Since I posted the above comment, the VIX index is up over a full point, while the VIX futures (which is the underlying of those VIX options) is up just .17.
See what I mean?
back up the truck on Oct 30 puts
Thanks for the replies. If I wanted to bet that the VIX will drop to 25 in one month, I thought the best way to play it is:
Long the 35 puts and short the 25 puts (or even higher). Is there a better way to play it?
Does VIX really matter?...you got people saying, watch out taking ES shorts if VIX hits a certain high...your thoughts?...does VIX really matter or is it simply a responder to what people are doing in the cash SPX?meaning...the SPX drives and the VIX follows...kinda like Gold follows equities and never leads
The play you described does NOT play the VIX, as I mentioned before. It plays the VIX futures, which is a different animal entirely. Except at expiration, there is NOTHING that ties the vix index and the vix futures together. At today's close, those futures were at 26.60. So if you buy that put spread thinking you are betting on a drop in the VIX from its current level of 36.22, you will have an unpleasant surprise.

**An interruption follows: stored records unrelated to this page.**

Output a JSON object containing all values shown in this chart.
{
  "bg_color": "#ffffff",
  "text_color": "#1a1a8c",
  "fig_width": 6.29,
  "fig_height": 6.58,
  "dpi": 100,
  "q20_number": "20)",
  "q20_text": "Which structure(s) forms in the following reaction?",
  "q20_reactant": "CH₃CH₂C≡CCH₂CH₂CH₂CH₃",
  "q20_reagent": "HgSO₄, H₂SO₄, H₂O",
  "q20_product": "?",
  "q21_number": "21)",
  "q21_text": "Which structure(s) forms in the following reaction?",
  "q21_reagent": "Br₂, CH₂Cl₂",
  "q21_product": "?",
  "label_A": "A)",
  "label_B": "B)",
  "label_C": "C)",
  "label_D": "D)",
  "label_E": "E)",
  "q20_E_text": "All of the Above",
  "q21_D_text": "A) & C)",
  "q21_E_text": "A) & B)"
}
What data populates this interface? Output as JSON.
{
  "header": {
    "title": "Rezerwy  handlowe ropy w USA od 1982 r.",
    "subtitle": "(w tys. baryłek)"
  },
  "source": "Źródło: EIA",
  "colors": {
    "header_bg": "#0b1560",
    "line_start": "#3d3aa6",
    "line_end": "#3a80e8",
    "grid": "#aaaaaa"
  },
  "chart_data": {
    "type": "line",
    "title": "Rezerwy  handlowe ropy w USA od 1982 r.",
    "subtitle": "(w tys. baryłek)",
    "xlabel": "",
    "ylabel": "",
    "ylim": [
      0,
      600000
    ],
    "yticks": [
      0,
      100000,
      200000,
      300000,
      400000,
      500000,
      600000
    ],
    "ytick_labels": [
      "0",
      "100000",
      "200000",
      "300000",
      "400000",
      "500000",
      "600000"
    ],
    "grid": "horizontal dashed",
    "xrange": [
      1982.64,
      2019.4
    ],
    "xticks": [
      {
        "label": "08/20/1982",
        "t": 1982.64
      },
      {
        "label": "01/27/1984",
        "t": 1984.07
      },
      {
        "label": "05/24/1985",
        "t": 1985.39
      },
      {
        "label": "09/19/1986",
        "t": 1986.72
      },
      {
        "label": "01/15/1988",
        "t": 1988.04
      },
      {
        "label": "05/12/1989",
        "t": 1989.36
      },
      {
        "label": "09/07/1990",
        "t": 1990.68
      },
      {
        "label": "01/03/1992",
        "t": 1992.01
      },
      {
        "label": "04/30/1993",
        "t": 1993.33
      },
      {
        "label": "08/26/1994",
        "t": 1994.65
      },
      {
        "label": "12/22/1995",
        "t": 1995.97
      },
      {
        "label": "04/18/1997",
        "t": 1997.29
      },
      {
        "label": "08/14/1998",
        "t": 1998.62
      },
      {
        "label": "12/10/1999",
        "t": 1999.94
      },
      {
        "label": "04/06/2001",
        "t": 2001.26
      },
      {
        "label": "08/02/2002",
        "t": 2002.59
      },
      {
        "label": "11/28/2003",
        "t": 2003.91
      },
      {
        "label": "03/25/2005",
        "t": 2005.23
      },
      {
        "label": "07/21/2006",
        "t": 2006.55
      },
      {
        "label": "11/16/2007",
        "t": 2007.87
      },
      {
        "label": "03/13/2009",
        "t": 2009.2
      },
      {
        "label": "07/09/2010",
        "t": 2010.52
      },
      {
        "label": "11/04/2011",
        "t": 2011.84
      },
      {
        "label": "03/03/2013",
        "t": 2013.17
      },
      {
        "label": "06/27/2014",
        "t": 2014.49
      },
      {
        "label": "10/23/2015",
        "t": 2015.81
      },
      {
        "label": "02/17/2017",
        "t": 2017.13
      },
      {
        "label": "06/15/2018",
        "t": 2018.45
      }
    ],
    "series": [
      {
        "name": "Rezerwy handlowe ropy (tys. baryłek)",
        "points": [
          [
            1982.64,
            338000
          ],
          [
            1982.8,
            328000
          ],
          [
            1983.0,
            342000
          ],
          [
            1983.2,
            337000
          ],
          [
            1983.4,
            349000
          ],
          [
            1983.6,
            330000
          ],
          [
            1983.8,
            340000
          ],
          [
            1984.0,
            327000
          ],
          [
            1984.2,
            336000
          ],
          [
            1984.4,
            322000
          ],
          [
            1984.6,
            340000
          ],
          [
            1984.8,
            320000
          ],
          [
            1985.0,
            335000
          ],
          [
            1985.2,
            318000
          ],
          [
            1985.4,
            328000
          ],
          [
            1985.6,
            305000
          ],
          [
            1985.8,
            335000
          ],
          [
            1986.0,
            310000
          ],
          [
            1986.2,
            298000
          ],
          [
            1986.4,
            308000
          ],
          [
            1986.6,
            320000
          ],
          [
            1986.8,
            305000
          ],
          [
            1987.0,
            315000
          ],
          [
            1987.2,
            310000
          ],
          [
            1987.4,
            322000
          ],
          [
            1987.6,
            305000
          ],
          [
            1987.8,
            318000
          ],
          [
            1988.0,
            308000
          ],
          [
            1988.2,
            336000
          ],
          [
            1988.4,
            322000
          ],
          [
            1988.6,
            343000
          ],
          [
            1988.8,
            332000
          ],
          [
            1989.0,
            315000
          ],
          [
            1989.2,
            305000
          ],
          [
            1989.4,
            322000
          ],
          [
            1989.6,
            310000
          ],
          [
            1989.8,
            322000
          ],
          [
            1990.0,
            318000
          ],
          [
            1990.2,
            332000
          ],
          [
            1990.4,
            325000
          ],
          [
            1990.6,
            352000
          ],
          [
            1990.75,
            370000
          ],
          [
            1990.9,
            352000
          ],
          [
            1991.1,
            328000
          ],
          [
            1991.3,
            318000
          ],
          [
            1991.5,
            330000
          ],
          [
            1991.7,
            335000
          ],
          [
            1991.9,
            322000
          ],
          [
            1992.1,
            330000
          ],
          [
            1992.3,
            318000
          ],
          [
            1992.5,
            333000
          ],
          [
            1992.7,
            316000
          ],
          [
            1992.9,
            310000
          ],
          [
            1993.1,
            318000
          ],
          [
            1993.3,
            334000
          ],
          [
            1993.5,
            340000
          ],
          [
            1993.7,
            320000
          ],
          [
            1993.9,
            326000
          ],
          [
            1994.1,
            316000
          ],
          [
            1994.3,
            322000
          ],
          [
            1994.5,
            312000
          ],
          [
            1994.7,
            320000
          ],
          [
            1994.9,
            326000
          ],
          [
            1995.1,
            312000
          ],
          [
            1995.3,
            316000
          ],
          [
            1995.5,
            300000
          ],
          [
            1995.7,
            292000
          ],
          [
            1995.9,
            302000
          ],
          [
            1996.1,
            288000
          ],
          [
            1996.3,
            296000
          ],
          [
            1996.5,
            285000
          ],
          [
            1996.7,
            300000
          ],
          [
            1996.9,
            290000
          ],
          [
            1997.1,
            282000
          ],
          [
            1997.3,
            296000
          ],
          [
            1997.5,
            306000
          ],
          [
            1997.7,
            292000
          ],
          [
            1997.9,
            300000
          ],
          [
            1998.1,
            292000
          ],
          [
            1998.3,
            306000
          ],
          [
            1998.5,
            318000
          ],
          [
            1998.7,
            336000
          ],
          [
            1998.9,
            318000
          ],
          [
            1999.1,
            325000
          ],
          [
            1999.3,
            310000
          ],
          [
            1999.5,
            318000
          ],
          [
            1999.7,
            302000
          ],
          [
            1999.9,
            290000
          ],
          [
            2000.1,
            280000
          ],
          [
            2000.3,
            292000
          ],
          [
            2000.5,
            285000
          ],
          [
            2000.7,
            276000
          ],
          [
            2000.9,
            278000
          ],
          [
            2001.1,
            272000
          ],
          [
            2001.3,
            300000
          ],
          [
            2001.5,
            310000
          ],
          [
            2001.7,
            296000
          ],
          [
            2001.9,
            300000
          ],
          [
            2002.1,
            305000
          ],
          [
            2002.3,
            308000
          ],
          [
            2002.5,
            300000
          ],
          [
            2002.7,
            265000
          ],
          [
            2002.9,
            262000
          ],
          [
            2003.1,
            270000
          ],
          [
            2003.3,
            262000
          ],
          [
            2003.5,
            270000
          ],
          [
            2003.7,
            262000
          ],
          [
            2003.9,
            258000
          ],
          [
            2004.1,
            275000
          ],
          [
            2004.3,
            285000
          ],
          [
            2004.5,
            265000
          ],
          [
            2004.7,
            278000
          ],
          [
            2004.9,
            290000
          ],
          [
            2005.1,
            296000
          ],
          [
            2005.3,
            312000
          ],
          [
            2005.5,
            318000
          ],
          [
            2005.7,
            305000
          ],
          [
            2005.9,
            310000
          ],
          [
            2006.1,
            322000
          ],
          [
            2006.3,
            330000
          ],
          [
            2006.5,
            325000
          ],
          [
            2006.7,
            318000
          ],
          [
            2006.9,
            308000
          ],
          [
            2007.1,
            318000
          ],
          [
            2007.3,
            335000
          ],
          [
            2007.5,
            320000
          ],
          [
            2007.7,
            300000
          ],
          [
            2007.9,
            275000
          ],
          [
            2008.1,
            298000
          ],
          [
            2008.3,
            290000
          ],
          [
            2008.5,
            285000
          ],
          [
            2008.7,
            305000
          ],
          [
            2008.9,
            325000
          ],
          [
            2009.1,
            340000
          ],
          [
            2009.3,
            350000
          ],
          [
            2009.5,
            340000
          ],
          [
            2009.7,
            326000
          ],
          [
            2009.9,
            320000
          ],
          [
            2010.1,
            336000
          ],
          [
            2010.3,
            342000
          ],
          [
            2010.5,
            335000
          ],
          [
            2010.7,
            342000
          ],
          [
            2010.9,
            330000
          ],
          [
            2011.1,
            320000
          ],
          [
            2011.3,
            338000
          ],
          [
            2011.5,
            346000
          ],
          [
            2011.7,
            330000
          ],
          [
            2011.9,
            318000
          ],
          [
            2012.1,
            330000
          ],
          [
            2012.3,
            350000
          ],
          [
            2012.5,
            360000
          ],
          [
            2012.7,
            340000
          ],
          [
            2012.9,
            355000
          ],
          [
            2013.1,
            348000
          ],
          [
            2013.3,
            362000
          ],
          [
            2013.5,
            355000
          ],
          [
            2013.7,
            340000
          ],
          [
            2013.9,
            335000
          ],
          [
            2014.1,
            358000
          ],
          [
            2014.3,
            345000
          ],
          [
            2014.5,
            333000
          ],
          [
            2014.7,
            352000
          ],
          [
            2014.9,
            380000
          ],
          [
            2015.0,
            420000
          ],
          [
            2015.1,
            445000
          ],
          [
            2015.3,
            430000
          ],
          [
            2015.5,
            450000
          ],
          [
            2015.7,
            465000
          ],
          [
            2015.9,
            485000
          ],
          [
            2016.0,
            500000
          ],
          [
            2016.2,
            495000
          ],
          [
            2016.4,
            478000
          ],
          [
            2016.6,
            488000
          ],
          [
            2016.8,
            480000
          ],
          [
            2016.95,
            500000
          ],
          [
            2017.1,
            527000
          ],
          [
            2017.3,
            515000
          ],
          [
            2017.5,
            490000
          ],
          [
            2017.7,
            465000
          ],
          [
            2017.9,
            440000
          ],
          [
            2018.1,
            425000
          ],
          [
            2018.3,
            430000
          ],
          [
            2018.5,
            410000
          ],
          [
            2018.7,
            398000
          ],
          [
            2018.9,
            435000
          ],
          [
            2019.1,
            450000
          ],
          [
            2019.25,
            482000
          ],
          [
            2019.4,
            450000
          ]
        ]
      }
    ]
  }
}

The VIX futures traders are willing to short it at 26.6, so it's not going to be easy for you to short it at 36. You could look at buying front-month premium and selling back-month premium at a ratio that makes you gamma neutral, which would make you short vega, which is what you want (you would want to be delta neutral as well of course). But that's not perfect either, because back month option premium is trading at a lower IV than front month premium.
So even though the VIX looks like a tempting short sale at 36, I don't know of any way to actually sell it there.
If you just take a look at expiration, why don't buy a cheap 36 call (with future around 26) and sell VIX spot at 36.22?
A synthetic put hedged on spot, not on future ( sure you got a risk before expiration that future won't up and VIX jumps, but if one got cash enough to hold position 'till expiration ). It's not a pure option position but...
What VIX spot are you going to sell at 36.22? Unfortunately there is no such thing. That's the whole point I'm trying to make. That 36.22 VIX is an imaginary number that exists nowhere in reality, except perhaps if you want to sell straddles. That's the only VIX "spot" I can think of.
I was thinking about a replication of VIX, that could be built on the same framework it's done. 'sure it could be little bit more complex.
I don't trade VIX, so it was a question, not an answer.